In non-police-shooting-black-people news, a rabbi has been killed in Miami, a woman shot her grandson thinking he was an intruder, there will be no charges filed against the cop who murdered a child for holding a toy gun, somebody’s distributing anti-Semitic flyers in LA, one of the Steubenville rapists is back on the football team, a police cadet was killed after opening fire at his ex-girlfriend’s house, a lot of the bottled water in the US comes from drought zones, Georgia officials are refusing to pay medical bills for a toddler burned by a grenade thrown by a SWAT team, a Sioux family is suing the South Dakota police for tazing an eight-year-old girl, human rights crises are underway in Iraq while the US is getting drawn back in militarily, and Christy Mack was severely beaten and tortured by MMA fighter War Machine. Entering the manhunt for Mr. Machine, TV personality Dog the Bounty Hunter proceeded to his home (where anyone would be hiding while on the lam), where he found a different wanted criminal and a slithery surprise — actual snakes, mind you, not Randy Orton.
Now, lets take a mental health break and look at some linky-loos. In honor of over two thousand pets adopted on Empty the Shelter Day, here are pictures of cute animals:
- What’s the worst hurricane anyone in your town remembers? Anecdotally, XKCD has it right.
- Learn a little about history, courtesy of Captain America fandom.
- The Wednesday Walk Foundation for Weblinking Excellence isn’t here to judge. I’m not here to condemn you personally, unless you disagree with me on a matter of aesthetics or politics…or want to breastfeed your cat.

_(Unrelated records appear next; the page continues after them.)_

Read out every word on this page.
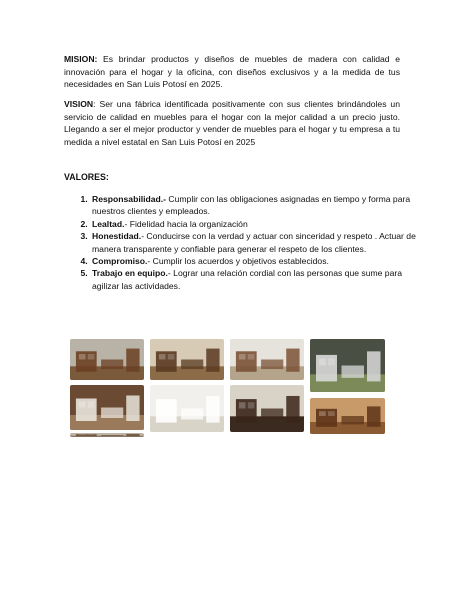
MISION: Es brindar productos y diseños de muebles de madera con calidad e innovación para el hogar y la oficina, con diseños exclusivos y a la medida de tus necesidades en San Luis Potosí en 2025.

VISION: Ser una fábrica identificada positivamente con sus clientes brindándoles un servicio de calidad en muebles para el hogar con la mejor calidad a un precio justo. Llegando a ser el mejor productor y vender de muebles para el hogar y tu empresa a tu medida a nivel estatal en San Luis Potosí en 2025

VALORES:

1. Responsabilidad.- Cumplir con las obligaciones asignadas en tiempo y forma para nuestros clientes y empleados.
2. Lealtad.- Fidelidad hacia la organización
3. Honestidad.- Conducirse con la verdad y actuar con sinceridad y respeto . Actuar de manera transparente y confiable para generar el respeto de los clientes.
4. Compromiso.- Cumplir los acuerdos y objetivos establecidos.
5. Trabajo en equipo.- Lograr una relación cordial con las personas que sume para agilizar las actividades.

- Congratulations to Maryam Mirzakhani for winning the Fields Medal!
- Edible chocolate LEGO is a real thing in the world.
- With shoulder-mounted supplementary arms, we’re halfway to Doc Ock. Would that make him Otto Quatro?

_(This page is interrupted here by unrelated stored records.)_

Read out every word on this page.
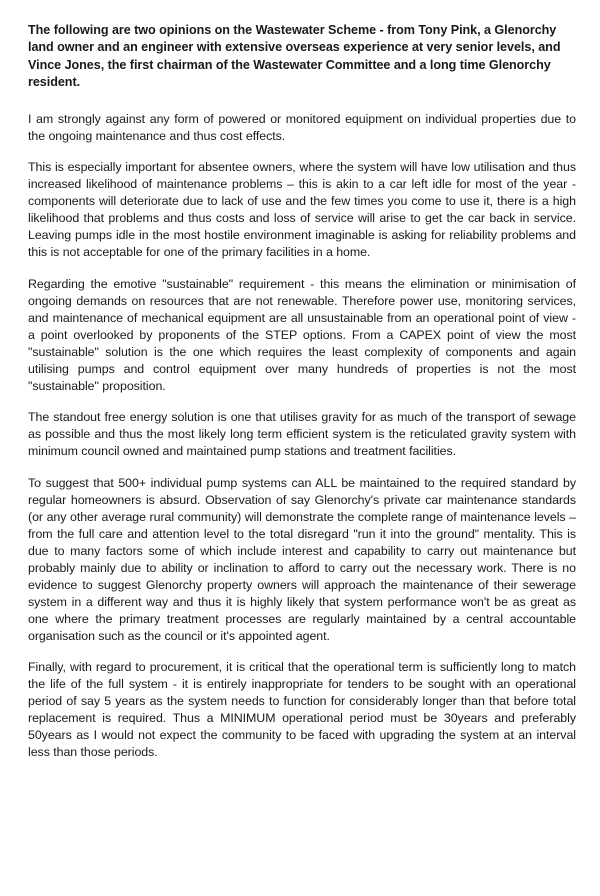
The following are two opinions on the Wastewater Scheme - from Tony Pink, a Glenorchy land owner and an engineer with extensive overseas experience at very senior levels, and Vince Jones, the first chairman of the Wastewater Committee and a long time Glenorchy resident.

I am strongly against any form of powered or monitored equipment on individual properties due to the ongoing maintenance and thus cost effects.

This is especially important for absentee owners, where the system will have low utilisation and thus increased likelihood of maintenance problems – this is akin to a car left idle for most of the year - components will deteriorate due to lack of use and the few times you come to use it, there is a high likelihood that problems and thus costs and loss of service will arise to get the car back in service. Leaving pumps idle in the most hostile environment imaginable is asking for reliability problems and this is not acceptable for one of the primary facilities in a home.

Regarding the emotive "sustainable" requirement - this means the elimination or minimisation of ongoing demands on resources that are not renewable. Therefore power use, monitoring services, and maintenance of mechanical equipment are all unsustainable from an operational point of view - a point overlooked by proponents of the STEP options. From a CAPEX point of view the most "sustainable" solution is the one which requires the least complexity of components and again utilising pumps and control equipment over many hundreds of properties is not the most "sustainable" proposition.

The standout free energy solution is one that utilises gravity for as much of the transport of sewage as possible and thus the most likely long term efficient system is the reticulated gravity system with minimum council owned and maintained pump stations and treatment facilities.

To suggest that 500+ individual pump systems can ALL be maintained to the required standard by regular homeowners is absurd. Observation of say Glenorchy's private car maintenance standards (or any other average rural community) will demonstrate the complete range of maintenance levels – from the full care and attention level to the total disregard "run it into the ground" mentality. This is due to many factors some of which include interest and capability to carry out maintenance but probably mainly due to ability or inclination to afford to carry out the necessary work. There is no evidence to suggest Glenorchy property owners will approach the maintenance of their sewerage system in a different way and thus it is highly likely that system performance won't be as great as one where the primary treatment processes are regularly maintained by a central accountable organisation such as the council or it's appointed agent.

Finally, with regard to procurement, it is critical that the operational term is sufficiently long to match the life of the full system - it is entirely inappropriate for tenders to be sought with an operational period of say 5 years as the system needs to function for considerably longer than that before total replacement is required. Thus a MINIMUM operational period must be 30years and preferably 50years as I would not expect the community to be faced with upgrading the system at an interval less than those periods.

- Mo’Ne Davis continues to be awesome.
- If you’re a listener to the John Hodgman podcast (not part of The Place to Be Network, but bear with me), you’ll know about the frrrrresh bananas and their most dedicated salesman. And here he is.
- No, Dune was not a particularly good movie. But I still have to respect a movie that comes with its own glossary.

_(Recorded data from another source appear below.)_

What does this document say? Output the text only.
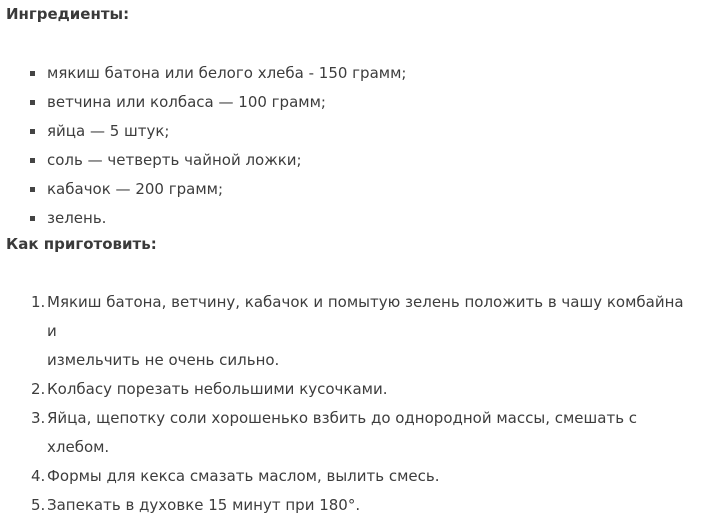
Ингредиенты:
мякиш батона или белого хлеба - 150 грамм;
ветчина или колбаса — 100 грамм;
яйца — 5 штук;
соль — четверть чайной ложки;
кабачок — 200 грамм;
зелень.
Как приготовить:
1. Мякиш батона, ветчину, кабачок и помытую зелень положить в чашу комбайна и
измельчить не очень сильно.
2. Колбасу порезать небольшими кусочками.
3. Яйца, щепотку соли хорошенько взбить до однородной массы, смешать с хлебом.
4. Формы для кекса смазать маслом, вылить смесь.
5. Запекать в духовке 15 минут при 180°.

- This is truly the best of those “ice bucket challenge” things.
- A hallmark of The Olden Days: the monkey is the railroad signalman.
- Happy 25th, Sega Genesis.
- Jason Krowe sends in some news about exciting new chicken logos. YOU grow up.
- But one of the many concepts lost over the years is two-phase sleep.
- If you live in the US, The Smithsonian wants to show you your closest farmers’ market.
- Thousands of years ago, Doggerland extended from mainland Europe to the UK, uniting the islands with the rest of the continent.
- “Now, just be honest in this job interview.”
- RIP Don Pardo.
- This Week in Histories of Everything: the humble toilet.
- Check out a couple of routines from the 2014 yoyo championships.
- In these new dollhouses, a child can pursue mad science to their heart’s desire.
- Fill in this madcap set of Mad Libs to see the abstract for the paper that’s going to bring you academic success the likes of which you’ve not yet conceived of.
- Mark up your street with this huge spirograph.